Evan Casas

Meat Suits, Clay sculpture

Artist Statement

I like to draw and make things that have to do with the human body. When drawing, I find myself watching my hand as if it is separate from me as it twists, curves, and soars across a page. Most of what I find my hand doing is stylizing and distorting human anatomy; mainly focusing on faces. Ever since I began education, I doodled in my notebooks with BIC pens, inspiring my more realized drawings with quill pens and felt tips.

In the human body, everything has a purpose, and every curve or indent leads to something else. This aspect leads me to draw faces and bodies as if they were flowing streams where each line interacts and plays off other lines. I focus on this because I feel very aware of my body. I see bodies as clothes or "Meat Suits" that encase our being and give outward clues to our personalities. This belief isn’t one of religion but of a separation of the conscious and subconscious. Your awake self that is aware and making decisions thoughtfully is entirely separate from the part of you that controls breathing, blinking, and your biases. When making art, it feels almost as natural as breathing does and this interests me.

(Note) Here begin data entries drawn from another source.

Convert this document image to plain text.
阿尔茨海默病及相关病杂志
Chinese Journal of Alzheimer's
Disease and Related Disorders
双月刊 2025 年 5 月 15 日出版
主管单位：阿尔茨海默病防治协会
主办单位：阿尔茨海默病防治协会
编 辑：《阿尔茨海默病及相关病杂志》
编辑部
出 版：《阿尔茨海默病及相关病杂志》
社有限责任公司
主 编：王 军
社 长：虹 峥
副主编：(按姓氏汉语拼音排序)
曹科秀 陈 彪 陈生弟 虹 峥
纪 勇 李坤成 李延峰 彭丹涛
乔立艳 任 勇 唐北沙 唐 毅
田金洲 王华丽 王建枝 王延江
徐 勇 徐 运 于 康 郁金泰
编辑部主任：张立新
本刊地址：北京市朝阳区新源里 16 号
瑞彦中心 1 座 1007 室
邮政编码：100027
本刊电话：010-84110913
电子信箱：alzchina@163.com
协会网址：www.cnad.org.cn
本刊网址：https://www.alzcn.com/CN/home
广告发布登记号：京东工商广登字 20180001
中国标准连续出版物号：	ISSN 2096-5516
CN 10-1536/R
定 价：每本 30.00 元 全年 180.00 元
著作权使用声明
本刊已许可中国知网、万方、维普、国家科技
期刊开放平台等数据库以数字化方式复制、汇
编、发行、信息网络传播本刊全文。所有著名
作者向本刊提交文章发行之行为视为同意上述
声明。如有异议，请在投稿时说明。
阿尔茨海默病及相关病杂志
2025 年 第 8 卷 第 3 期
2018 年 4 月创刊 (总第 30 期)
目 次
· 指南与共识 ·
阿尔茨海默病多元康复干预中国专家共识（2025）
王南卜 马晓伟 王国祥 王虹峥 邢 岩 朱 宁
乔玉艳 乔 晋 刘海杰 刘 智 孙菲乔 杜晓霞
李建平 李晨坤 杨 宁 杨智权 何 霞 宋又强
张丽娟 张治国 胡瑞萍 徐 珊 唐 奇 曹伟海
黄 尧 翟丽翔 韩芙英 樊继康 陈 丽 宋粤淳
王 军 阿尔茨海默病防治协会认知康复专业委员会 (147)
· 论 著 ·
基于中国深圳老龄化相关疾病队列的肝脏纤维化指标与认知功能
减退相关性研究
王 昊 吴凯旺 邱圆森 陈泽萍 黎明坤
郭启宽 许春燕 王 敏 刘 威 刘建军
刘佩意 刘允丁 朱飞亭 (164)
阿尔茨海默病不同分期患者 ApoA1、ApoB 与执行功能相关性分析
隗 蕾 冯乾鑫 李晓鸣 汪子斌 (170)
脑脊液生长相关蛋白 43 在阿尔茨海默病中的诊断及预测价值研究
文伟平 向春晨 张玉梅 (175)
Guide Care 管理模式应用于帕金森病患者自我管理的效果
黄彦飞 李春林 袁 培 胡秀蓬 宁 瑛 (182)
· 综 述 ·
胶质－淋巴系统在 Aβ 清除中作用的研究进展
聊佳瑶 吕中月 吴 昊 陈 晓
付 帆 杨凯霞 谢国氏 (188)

I intend for my pieces to confront your view of yourself and invite the viewer to pay more attention to the meat that is a part of us and that sometimes seems to envelop our inner selves. Exploring this solely in 2D, I felt that the forms would be more confronting if they were in the physical world. Moving into the 3D realm felt very organic and easy for me, though I never experimented with clay before, I found myself to be very comfortable using it as if I were drawing. This is how I think, and how I see myself; you and everyone else see through different eyes.

Evan Casas

About the Artist

Evan Casas is an artist based in Baltimore in his senior year of college, working in clay and drawing. His pieces are of human bodies, stylized and distorted. Through high school, he engaged with high-level art classes and—continuing into college—never went a year without at least one creative class. Along with drawing and painting, he writes short stories and poems. Sculpture is the newest medium added to his repertoire. His art was hanging in his high school library for 2 years and in college, he had two pieces in a student show in the gallery on campus, and installed a senior thesis project at the climax of his collegiate career.